Hello all,
I'm an experienced C++ programmer but very beginner to the world of embedded. My intention is to use modern C++ for embedded programming especially on ARM MCU. As my first hands-on experiment, I need to start with a Blue Pill and make its LED blink. Sadly, due to the hard situation in the place I live in, finding even such an simple board can be difficult. I'm not sure this is the right place on the site to ask my questions in this regard or not, but I hope so. I've got two questions:1) Is there any popular emulator that can properly emulate an MCU like Blue Pill, Black Pill or lower/higher models so that I can run my C++ program and observe the results on it? For instance, to see an LED blinking? If so, what's that good emulator, please? I've got two machines to install that emulator software on: Windows, and Linux.
2) What're the advantages and disadvantages of using such an emulator versus having real boards for that purpose, please?
Thanks beforehand.
I wrote you a reply but I don't know why it's been deleted! :|Thank you for your answer. Is Nucleo board that different from a Black Pill (STM32F411) for which there're step-by-step tuts on the STM website: https://www.st.com/content/st_com/en/support/learning/stm32-education/stm32-step-by-step.html on how to get started? Of course both boards are STM32, so the tuts may work for both.If you still recommend a Nucleo board, what model of that is suitable for me, please?I need a rather cheap model so that I can rely on it for various projects from blinking an LED to a little higher level ones.

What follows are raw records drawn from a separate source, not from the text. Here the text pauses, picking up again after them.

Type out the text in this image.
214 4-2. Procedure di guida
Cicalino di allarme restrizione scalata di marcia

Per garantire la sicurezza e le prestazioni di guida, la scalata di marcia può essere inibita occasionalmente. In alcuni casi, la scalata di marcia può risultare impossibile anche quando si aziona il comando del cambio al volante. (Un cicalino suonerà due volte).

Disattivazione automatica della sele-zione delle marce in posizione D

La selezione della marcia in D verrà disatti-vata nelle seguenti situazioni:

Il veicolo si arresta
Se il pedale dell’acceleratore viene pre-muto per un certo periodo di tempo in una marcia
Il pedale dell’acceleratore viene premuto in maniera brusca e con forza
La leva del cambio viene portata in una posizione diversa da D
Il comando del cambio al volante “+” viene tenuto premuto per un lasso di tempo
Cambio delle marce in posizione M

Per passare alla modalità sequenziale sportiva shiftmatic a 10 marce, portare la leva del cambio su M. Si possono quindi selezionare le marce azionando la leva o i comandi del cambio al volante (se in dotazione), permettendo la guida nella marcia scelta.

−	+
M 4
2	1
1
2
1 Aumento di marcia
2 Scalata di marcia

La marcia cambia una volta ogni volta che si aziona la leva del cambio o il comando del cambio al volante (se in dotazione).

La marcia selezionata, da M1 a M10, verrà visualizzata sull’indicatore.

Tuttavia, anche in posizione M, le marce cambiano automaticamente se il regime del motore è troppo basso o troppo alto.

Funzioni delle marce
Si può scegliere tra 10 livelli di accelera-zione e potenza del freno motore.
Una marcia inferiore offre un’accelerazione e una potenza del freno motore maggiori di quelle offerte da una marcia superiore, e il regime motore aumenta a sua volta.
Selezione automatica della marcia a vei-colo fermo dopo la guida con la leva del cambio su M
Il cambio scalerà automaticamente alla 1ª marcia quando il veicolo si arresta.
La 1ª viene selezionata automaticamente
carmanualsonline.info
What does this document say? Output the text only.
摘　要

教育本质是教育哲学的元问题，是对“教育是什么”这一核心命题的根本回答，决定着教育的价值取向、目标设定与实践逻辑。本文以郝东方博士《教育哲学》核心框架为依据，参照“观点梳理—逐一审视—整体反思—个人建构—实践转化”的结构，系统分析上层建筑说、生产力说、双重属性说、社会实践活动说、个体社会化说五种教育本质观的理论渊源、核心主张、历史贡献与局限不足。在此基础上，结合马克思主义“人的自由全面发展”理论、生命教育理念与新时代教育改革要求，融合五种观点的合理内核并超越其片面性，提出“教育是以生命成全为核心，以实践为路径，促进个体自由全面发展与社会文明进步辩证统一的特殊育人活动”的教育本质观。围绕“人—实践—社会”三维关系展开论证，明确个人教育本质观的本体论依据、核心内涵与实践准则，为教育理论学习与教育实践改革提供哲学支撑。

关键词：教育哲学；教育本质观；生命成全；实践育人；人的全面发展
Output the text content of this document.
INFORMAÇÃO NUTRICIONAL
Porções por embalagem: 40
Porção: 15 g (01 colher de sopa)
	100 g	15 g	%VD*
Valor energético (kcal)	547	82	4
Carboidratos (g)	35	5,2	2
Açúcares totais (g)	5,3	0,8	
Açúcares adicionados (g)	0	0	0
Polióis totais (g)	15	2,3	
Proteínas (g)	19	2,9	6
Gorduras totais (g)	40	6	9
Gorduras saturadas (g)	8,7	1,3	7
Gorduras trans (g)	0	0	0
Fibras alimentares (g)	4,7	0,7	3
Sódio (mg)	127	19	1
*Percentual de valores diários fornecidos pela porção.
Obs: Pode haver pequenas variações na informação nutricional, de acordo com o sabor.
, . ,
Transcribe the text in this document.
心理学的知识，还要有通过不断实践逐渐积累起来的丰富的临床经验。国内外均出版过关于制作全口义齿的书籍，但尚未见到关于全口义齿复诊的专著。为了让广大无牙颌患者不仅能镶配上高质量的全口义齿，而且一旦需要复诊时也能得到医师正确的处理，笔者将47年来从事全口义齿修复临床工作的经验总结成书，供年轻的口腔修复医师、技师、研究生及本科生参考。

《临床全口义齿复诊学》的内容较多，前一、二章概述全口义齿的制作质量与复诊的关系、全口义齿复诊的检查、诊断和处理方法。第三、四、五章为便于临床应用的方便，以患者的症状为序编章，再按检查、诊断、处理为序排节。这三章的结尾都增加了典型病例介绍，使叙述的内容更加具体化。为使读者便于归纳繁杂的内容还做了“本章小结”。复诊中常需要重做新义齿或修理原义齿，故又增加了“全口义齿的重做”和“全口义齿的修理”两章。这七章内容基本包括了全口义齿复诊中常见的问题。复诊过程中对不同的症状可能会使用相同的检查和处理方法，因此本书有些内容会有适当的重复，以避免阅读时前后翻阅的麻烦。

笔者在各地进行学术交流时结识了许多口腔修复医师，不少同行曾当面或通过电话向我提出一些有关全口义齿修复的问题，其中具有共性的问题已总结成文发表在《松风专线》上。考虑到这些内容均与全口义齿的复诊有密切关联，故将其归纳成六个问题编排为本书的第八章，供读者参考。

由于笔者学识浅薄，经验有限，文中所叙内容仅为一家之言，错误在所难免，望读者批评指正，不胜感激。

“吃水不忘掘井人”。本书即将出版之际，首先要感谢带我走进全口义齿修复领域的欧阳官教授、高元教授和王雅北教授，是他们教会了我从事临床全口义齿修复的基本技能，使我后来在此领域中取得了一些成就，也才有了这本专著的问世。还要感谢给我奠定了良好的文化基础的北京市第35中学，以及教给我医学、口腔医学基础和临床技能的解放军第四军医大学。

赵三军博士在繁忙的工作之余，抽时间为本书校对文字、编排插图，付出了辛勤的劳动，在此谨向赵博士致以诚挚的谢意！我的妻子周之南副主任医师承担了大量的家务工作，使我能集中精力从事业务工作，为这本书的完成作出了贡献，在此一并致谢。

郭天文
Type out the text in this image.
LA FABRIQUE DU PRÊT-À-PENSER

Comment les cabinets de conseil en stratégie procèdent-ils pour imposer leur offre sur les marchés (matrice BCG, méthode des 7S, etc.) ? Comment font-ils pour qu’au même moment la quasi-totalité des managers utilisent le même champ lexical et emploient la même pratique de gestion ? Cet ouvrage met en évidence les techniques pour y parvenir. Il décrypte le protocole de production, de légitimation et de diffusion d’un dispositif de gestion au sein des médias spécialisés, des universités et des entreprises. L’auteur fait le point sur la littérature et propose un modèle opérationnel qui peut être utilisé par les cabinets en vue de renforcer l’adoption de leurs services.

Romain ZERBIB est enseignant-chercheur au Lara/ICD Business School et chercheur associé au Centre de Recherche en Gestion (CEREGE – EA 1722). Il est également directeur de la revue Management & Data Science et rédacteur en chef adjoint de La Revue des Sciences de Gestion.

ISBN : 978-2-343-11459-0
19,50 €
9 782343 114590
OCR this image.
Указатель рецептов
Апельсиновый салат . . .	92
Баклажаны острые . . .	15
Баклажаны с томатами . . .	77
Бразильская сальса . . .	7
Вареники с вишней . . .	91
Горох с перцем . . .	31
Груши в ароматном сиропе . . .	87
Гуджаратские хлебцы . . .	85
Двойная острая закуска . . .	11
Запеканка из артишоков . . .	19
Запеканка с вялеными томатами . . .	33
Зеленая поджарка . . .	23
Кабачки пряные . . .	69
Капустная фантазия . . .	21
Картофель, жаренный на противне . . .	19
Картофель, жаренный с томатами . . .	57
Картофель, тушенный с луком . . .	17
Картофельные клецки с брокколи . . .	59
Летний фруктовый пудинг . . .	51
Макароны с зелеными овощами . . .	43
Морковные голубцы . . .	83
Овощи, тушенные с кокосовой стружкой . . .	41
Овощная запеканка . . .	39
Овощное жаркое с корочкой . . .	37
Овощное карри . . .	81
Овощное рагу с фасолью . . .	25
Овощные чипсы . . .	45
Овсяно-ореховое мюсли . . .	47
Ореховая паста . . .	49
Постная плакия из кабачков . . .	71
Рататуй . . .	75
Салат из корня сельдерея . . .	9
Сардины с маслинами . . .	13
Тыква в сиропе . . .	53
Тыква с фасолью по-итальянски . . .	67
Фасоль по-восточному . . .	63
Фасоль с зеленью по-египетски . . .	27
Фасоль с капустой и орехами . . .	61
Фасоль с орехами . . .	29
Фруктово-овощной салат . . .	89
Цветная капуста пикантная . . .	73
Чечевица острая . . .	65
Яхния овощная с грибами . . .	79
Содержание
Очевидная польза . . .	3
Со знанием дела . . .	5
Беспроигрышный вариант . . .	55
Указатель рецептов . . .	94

Hi Ary, perhaps it is best to explain what you are trying to achieve. If it is simply to program boards with limited awareness of what is going on 'under the hood', then there are a number of programs out there for these... for example Arduino (of which Black Pill is an example), mbed, or Raspberry Pi Nano.
If you are looking at lower level programming, for example bringing up an RTOS, or at-the-metal programming, then boards such as Nucleo make more sense.